In fact, Mr. Chung and other researchers said, the technology and research can be developed faster than it takes to teach practitioners how to use it.
“Actually trying to do this in the classroom, it’s like, ugh,” Mr. Chung said. He recalled giving teachers electronic clickers that would allow every student in a class to answer a question—as opposed to only two or three in a classroom—and would allow the teacher to analyze their responses. But the sudden flurry of responses—and their range—quickly overwhelmed the teachers. “The teachers said, ‘Yeah, this is interesting, this is cool, and we learned a lot about our students, but what do you do in a class with so many different levels?’ ” Mr. Chung said. “They couldn’t address every kid.”

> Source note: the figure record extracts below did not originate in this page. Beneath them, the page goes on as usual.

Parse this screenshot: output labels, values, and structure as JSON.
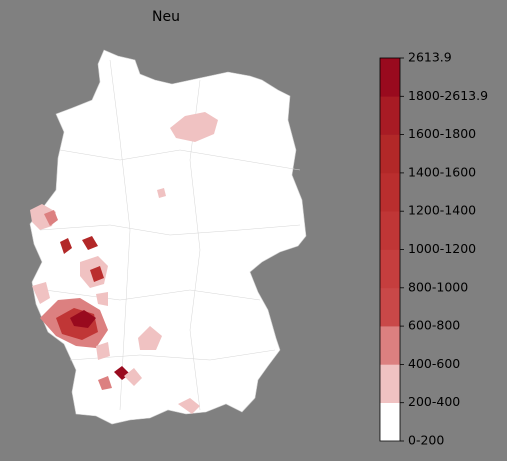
{
  "title": "Neu",
  "legend": {
    "labels": [
      "0-200",
      "200-400",
      "400-600",
      "600-800",
      "800-1000",
      "1000-1200",
      "1200-1400",
      "1400-1600",
      "1600-1800",
      "1800-2613.9",
      "2613.9"
    ],
    "colors": [
      "#ffffff",
      "#f0c2c2",
      "#dc8080",
      "#c94848",
      "#c53e3e",
      "#c03636",
      "#ba2e2e",
      "#b22828",
      "#a81b24",
      "#990a1e"
    ]
  }
}
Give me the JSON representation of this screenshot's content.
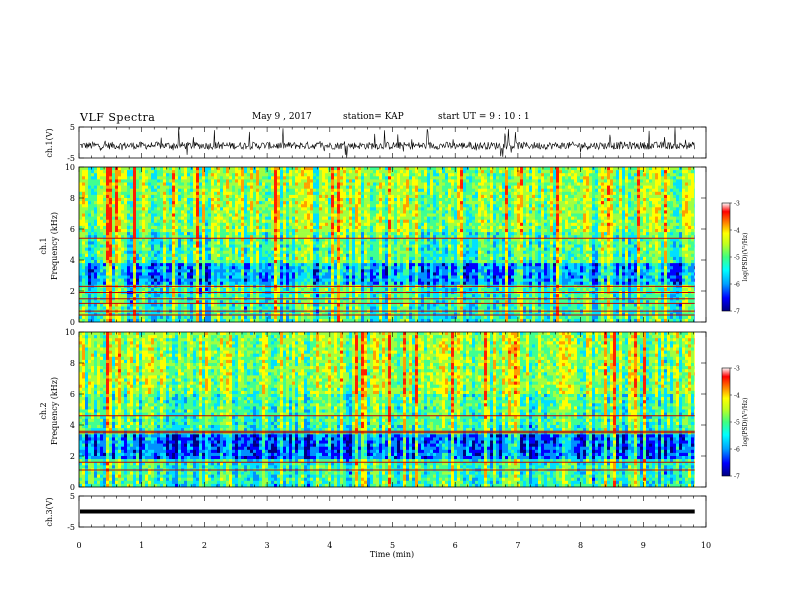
{
  "header": {
    "title": "VLF Spectra",
    "date": "May 9 , 2017",
    "station": "station= KAP",
    "start": "start UT = 9 : 10 : 1"
  },
  "chart_data": [
    {
      "type": "line",
      "panel": "ch1-waveform",
      "ylabel": "ch.1(V)",
      "ylim": [
        -5,
        5
      ],
      "yticks": [
        "5",
        "-5"
      ],
      "xlim": [
        0,
        10
      ],
      "x_extent_min": 9.82,
      "description_values": "noisy waveform around -1 V with spikes to ±5 V"
    },
    {
      "type": "heatmap",
      "panel": "ch1-spectrogram",
      "ylabel": "ch.1\nFrequency (kHz)",
      "ylabel_line1": "ch.1",
      "ylabel_line2": "Frequency (kHz)",
      "ylim": [
        0,
        10
      ],
      "yticks": [
        "0",
        "2",
        "4",
        "6",
        "8",
        "10"
      ],
      "xlim": [
        0,
        10
      ],
      "horizontal_lines_khz": [
        5.4,
        2.3,
        1.9,
        1.5,
        1.2,
        0.7,
        0.45
      ],
      "colorbar": {
        "label": "log(PSD)(V²/Hz)",
        "range": [
          -7,
          -3
        ],
        "ticks": [
          "-3",
          "-4",
          "-5",
          "-6",
          "-7"
        ]
      }
    },
    {
      "type": "heatmap",
      "panel": "ch2-spectrogram",
      "ylabel_line1": "ch.2",
      "ylabel_line2": "Frequency (kHz)",
      "ylim": [
        0,
        10
      ],
      "yticks": [
        "0",
        "2",
        "4",
        "6",
        "8",
        "10"
      ],
      "xlim": [
        0,
        10
      ],
      "horizontal_lines_khz": [
        4.6,
        3.6,
        3.5,
        1.6,
        1.1
      ],
      "colorbar": {
        "label": "log(PSD)(V²/Hz)",
        "range": [
          -7,
          -3
        ],
        "ticks": [
          "-3",
          "-4",
          "-5",
          "-6",
          "-7"
        ]
      }
    },
    {
      "type": "line",
      "panel": "ch3-waveform",
      "ylabel": "ch.3(V)",
      "ylim": [
        -5,
        5
      ],
      "yticks": [
        "5",
        "-5"
      ],
      "xlim": [
        0,
        10
      ],
      "constant_value": 0,
      "x_extent_min": 9.82
    }
  ],
  "xaxis": {
    "label": "Time (min)",
    "ticks": [
      "0",
      "1",
      "2",
      "3",
      "4",
      "5",
      "6",
      "7",
      "8",
      "9",
      "10"
    ]
  },
  "colors": {
    "colormap": [
      "#000080",
      "#0000ff",
      "#00a0ff",
      "#00ffff",
      "#40ff80",
      "#a0ff40",
      "#ffff00",
      "#ff8000",
      "#ff0000",
      "#ffffff"
    ]
  }
}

As data systems and the tools to analyze them become more ubiquitous, experts say we will need more research into how much and what kind of data are most helpful to teachers trying to improve their classroom instruction. Mr. Baker envisions within a generation preservice teachers will study data analysis as a matter of course, and researchers will develop easier-to-use tools to help them compare their own students’ behavior and performance to models based on hundreds of thousands of similar students.
Several states, including Louisiana and New York, are already experimenting with data tools that allow teachers and principals to track daily attendance, behavior and academic performance of each student.
In fact, a 2009 study by a team of researchers from Carnegie Mellon and Worchester Polytechnic found in the process of creating an online tutoring program that its underlying data model for tracking student progress could predict students’ year-end academic performance better than scores on the state’s standardized test.
“If we could show that a student’s work over time was a better predictor of student success than these state exams that everyone complains about anyway, wouldn’t that help us get a lot farther along?” said John C. Stamper, a systems scientist in the Carnegie Mellon Human-Computer Interaction Institute and technical director of the DataShop.
Educational data mining is catching federal attention, too. The National Science Foundation this month opened a new $30 million grant for studying cyberlearning that is intended in part to expand computer-based educational data mining projects, said Joan Ferrini-Mundy, the acting assistant director for NSF’s Directorate for Education and Human Resources. “It’s fascinating and potentially very productive,” she said.
Likewise, Aneesh P. Chopra, the nation’s first federal chief technology officer, argued at the EdSector panel that new types of data and analysis will allow researchers to use more than “static” standardized test scores to identify best practices.
“Having a debate about whether that single data point moves here or here or here sounds like a silly conversation in the face of millions of data points,” Mr. Chopra said. “We need to understand at far more granulated levels of performance what works and what doesn’t.”